Comentario al evangelio del I domingo de Adviento. ABC, 17 de diciembre de 1995.
Comienza hoy el Año Litúrgico, es decir, un nuevo período de tiempo, en que la Iglesia nos presenta la vida de Jesús, a lo largo de la cual van haciendo acto de presencia misterios y personas relacionados con Él.
Su nacimiento, cantado por los ángeles rodeados de las estrellas del cielo, su Pasión larga y dolorosa, su Corazón lleno de amor, su Espíritu Santo, María Santísima, José, los santos, tantos santos… La Iglesia nos ofrece una lección magistral, capaz, con la belleza de su pedagogía hecha vida, de despertar en nuestro corazón la esperanza de la salvación.
Eso es el Adviento: un tiempo de esperanza, que templa el espíritu del cristiano y le hace confiar en que sabrá superar las dificultades, si quiere, con la ayuda del que va a venir y al que el mundo y los hombres esperan incesantemente.
No se opone a esta esperanza la advertencia, tan seria y tan dramática, de Cristo sobre el triste final del que se olvida de Dios. Si se olvida y es culpable, él es el que se pierde.
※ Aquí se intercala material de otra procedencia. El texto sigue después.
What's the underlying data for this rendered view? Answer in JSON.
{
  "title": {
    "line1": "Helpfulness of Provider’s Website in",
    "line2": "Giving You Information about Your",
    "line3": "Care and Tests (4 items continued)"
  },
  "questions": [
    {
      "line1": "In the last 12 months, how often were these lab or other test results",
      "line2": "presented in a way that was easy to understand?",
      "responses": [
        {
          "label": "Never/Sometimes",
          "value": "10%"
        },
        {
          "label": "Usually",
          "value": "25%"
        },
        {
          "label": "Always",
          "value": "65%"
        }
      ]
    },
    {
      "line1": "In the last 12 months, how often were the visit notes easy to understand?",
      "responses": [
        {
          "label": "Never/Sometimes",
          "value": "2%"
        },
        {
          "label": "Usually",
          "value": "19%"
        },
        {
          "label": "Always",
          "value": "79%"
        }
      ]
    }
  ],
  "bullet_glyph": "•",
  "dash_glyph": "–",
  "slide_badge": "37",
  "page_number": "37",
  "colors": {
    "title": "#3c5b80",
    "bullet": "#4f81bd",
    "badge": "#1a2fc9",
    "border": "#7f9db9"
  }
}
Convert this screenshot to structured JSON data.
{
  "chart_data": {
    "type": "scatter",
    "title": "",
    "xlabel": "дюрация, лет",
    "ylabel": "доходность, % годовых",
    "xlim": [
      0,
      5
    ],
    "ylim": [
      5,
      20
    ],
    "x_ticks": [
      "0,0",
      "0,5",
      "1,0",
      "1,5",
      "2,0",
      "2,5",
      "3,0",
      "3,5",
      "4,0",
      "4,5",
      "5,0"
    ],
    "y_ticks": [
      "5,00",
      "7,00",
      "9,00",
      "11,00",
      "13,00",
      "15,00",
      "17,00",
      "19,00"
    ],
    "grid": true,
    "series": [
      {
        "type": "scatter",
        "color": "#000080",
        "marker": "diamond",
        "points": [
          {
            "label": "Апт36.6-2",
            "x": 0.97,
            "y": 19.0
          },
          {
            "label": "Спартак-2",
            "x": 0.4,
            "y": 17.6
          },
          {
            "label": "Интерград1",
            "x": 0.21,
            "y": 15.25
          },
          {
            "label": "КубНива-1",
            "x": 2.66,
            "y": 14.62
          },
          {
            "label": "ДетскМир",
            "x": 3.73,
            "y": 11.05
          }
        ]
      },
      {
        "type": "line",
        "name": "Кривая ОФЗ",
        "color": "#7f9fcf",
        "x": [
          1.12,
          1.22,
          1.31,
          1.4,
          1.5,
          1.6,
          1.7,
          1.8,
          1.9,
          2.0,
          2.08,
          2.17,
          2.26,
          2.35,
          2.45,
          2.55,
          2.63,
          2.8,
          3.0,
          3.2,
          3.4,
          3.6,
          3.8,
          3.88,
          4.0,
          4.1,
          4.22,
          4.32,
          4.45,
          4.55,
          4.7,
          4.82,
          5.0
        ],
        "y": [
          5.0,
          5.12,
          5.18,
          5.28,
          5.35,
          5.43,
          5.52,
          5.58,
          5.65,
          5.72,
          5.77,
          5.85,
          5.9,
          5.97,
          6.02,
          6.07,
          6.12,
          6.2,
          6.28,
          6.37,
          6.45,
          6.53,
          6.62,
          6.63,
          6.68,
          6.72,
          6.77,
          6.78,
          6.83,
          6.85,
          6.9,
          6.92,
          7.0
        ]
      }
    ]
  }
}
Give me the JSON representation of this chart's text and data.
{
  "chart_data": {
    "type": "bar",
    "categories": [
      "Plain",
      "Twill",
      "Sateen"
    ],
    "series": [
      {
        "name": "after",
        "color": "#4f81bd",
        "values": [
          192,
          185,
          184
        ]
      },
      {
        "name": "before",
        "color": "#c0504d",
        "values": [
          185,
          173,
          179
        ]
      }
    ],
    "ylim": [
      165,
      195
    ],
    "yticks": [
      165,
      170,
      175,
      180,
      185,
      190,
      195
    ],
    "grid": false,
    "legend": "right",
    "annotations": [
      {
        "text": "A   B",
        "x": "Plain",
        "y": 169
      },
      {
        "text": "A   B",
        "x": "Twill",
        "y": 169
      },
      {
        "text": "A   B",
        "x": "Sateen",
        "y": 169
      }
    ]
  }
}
En tiempo de Noé, el diluvio arrastró a los que se quedaron fuera del arca; cuando llegue el Hijo del Hombre, también sucederá lo mismo a los que han querido vivir lejos de Él.
Cada día sucede esto con cada uno de los que mueren así. Y sucederá con el género humano al final de los tiempos a todos los que rechazaron su mensaje, en cuanto tenía de aviso y advertencia, “Estad preparados, porque a la hora que menos penséis vendrá el Hijo del Hombre”. Para que su llegada no nos prive de la esperanza de un encuentro feliz con Él, el Cristo de la luz y de la vida, san Pablo nos recuerda, en este primer domingo de Adviento, lo que debe ser nuestra conducta para recibirle dignamente, o ahora cuando va a venir en su nacimiento, o después a la hora de la muerte.
“Nada de comilonas ni borracheras, nada de lujuria ni desenfreno, nada de riñas ni pendencias. Vestíos del Señor Jesucristo y que el cuidado de vuestro cuerpo no fomente los malos deseos”. Es lo que cantaba aquel desconocido niño, con voz que atravesó como un dardo el corazón de san Agustín, empujándole suavemente hacia la luz entre sollozos y plegarias. Era un buscador de Dios. ¿Qué somos hoy nosotros?